Does $\liminf_{r\to 0+} f'(r) \geq 0$ implies the existence of $f(0 +)$? Let $f$ be a real-valued differentiable function on $(0,1)$, and suppose that
\begin{equation*}
\sup_{0<r<1} |f(r)| < \infty, 
\end{equation*}
and
\begin{equation*}
\liminf_{r \to 0+} \,f'(r) \geq 0.
\end{equation*}
Can we conclude that $f(0+)$ exists? 
 A: Hint: Let $g(r)= r+f(r).$ Then $g'(r)> 0$ for $r$ in some $(0,a).$
A: Your first condition says $f$ is bounded on $(0,1)$.
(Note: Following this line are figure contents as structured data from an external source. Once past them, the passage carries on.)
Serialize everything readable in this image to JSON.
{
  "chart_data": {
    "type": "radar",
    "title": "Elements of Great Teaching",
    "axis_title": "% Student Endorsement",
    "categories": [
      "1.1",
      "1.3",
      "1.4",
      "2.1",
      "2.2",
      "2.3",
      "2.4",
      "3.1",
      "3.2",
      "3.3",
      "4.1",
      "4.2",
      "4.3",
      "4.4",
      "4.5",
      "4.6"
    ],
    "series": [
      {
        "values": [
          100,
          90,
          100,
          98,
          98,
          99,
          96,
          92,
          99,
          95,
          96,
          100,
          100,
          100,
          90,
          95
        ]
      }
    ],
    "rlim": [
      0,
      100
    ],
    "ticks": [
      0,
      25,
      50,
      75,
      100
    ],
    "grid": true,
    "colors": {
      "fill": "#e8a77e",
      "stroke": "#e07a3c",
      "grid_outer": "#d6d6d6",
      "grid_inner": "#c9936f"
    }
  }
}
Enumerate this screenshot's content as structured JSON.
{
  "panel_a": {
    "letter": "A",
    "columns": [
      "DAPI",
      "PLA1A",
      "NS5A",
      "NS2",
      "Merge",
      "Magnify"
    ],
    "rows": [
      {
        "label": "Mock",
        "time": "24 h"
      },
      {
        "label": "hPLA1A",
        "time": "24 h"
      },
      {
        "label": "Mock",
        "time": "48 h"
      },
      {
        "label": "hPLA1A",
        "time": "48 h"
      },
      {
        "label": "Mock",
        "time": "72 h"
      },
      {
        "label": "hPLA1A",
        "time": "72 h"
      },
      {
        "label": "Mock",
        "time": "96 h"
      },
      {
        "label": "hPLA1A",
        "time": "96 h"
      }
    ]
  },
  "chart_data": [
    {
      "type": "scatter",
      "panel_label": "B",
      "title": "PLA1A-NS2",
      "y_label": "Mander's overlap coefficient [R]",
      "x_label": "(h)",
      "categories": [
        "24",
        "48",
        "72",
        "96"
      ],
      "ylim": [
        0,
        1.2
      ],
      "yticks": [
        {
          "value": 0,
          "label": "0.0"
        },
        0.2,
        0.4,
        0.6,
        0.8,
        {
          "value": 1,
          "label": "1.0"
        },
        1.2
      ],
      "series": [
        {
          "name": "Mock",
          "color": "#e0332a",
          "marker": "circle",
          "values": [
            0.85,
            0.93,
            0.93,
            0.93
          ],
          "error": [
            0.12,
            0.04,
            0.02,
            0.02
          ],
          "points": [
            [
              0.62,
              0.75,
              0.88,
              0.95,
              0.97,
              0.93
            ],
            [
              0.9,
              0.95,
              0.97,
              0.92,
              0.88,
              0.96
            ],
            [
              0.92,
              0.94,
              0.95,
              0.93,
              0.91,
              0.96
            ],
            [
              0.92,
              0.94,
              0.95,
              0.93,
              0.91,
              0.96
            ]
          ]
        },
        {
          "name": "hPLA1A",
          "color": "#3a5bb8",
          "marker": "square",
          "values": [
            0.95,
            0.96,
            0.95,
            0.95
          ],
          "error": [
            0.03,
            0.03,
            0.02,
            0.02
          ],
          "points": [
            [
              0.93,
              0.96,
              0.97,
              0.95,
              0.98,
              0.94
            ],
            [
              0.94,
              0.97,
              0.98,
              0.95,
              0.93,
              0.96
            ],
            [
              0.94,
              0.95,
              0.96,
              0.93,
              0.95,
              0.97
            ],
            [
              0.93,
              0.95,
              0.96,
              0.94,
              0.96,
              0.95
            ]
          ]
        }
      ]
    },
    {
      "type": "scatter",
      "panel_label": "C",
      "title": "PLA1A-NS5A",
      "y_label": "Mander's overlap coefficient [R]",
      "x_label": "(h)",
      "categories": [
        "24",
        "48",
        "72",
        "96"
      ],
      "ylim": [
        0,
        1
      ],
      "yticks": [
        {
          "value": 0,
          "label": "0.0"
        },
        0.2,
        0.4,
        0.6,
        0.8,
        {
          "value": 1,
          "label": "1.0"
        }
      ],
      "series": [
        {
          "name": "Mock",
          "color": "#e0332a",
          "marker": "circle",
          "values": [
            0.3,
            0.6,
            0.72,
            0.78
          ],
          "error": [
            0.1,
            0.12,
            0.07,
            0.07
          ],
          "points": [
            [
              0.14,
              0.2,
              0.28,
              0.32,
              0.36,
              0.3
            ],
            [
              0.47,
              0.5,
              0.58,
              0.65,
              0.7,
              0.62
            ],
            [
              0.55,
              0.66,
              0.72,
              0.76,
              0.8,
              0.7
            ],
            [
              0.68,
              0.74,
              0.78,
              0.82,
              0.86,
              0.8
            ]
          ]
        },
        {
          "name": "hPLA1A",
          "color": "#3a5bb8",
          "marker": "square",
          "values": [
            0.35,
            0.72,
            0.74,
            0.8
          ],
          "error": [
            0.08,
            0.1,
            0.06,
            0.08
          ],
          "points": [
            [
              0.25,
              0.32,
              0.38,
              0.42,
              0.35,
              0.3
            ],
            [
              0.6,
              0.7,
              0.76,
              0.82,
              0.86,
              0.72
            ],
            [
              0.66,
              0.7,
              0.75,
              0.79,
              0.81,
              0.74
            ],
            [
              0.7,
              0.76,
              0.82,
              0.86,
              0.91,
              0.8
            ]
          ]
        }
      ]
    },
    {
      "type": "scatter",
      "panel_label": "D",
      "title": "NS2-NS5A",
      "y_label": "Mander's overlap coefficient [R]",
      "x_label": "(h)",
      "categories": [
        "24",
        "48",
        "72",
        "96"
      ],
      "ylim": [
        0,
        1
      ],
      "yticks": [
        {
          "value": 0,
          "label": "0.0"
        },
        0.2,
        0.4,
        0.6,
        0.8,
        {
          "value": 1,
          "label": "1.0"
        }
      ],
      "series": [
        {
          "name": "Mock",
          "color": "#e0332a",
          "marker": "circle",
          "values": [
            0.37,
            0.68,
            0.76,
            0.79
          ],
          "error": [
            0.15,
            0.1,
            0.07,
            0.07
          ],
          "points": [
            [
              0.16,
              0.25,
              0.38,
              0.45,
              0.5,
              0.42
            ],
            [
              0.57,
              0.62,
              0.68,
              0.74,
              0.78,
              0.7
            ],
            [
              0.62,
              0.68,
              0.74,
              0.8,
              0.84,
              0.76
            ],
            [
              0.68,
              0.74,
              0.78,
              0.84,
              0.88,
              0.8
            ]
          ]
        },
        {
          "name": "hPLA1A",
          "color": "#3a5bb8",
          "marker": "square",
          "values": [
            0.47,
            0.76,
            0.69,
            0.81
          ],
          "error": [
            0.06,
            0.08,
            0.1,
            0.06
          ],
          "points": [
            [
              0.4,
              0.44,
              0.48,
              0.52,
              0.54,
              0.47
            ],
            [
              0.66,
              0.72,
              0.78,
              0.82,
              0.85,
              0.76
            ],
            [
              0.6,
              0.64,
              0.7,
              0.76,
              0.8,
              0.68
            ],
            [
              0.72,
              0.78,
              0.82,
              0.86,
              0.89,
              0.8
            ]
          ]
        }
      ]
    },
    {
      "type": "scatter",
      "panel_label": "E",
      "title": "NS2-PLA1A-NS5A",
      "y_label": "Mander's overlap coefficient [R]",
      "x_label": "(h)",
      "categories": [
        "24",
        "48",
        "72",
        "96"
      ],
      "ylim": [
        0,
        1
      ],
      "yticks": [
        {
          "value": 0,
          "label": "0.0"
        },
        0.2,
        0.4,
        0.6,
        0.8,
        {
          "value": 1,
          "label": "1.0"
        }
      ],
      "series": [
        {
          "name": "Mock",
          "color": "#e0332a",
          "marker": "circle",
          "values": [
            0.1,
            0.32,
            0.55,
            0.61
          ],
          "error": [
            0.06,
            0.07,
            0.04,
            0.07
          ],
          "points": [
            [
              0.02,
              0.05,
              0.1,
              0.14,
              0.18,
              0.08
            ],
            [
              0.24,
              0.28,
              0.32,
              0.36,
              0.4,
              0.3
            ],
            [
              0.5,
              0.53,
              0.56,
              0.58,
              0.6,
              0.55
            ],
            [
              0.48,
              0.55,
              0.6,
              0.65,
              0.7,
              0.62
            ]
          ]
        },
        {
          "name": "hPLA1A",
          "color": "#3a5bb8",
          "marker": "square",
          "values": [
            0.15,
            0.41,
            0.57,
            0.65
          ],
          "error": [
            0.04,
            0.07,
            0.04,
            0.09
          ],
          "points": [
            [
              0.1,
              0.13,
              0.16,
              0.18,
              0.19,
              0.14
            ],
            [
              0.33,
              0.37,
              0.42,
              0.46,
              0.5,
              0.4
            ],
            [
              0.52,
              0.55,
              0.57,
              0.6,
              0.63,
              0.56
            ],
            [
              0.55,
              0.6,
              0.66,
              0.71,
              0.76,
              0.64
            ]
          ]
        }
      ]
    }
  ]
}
Case I:    $\underset{r \rightarrow 0+}{\text{lim inf}} f'(r)>0$
In this case the lim inf condition says that eventually, for some $\epsilon>0$ sufficiently small, $f'$ is positive on $(0,\epsilon)$, which means $f$ is increasing on $(0,\epsilon)$.
$f$ bounded and increasing on $(0,\epsilon)$ implies $f(0+):= \underset{r\rightarrow 0+}{\text{lim }} f(r) = \underset{r\in(0,\epsilon)}{\inf}f(r) \in \mathbb{R}$.
Case II:    $\underset{r \rightarrow 0+}{\text{lim inf }} f'(r)=0$
Put $g(r):=r+f(r)$
So $g'(r)=1+f'(r) \Rightarrow \underset{r \rightarrow 0+}{\text{lim inf }} g'(r)= 1 + \underset{r \rightarrow 0+}{\text{lim inf }} f'(r)=1>0$
Again, the lim inf condition says that eventually, for some $a>0$ sufficiently small, $g'$ is positive on $(0,a)$, which means $g$ is increasing on $(0,a)$.
Note $g$ is also bounded on $(0,1)$.
$g$ bounded and increasing on $(0,a)$ implies $g(0+):= \underset{r\rightarrow 0+}{\text{lim }} g(r) = \underset{r\in(0,a)}{\inf}g(r) \in \mathbb{R}$.
But also $g(0+):= \underset{r\rightarrow 0+}{\text{lim }} g(r) =  \underset{r\rightarrow 0+}{\text{lim }} (r+f(r))- \underset{r\rightarrow 0+}{\text{lim }} r= \underset{r\rightarrow 0+}{\text{lim }} f(r) = f(0+)$.
A: Your first condition says $f$ is bounded on $(0,1)$.
Case I:    $\underset{r \rightarrow 0+}{\text{lim inf}} f'(r)>0$
In this case the lim inf condition says that eventually, for some $\epsilon>0$ sufficiently small, $f'$ is positive on $(0,\epsilon)$, which means $f$ is increasing on $(0,\epsilon)$.
$f$ bounded and increasing on $(0,\epsilon)$ implies $f(0+):= \underset{r\rightarrow 0+}{\text{lim }} f(r) = \underset{r\in(0,\epsilon)}{\inf}f(r) \in \mathbb{R}$.
Case II:    $\underset{r \rightarrow 0+}{\text{lim inf}} f'(r)=0$
...
(It is not clear to me whether $f(0+)$ exists in this case.)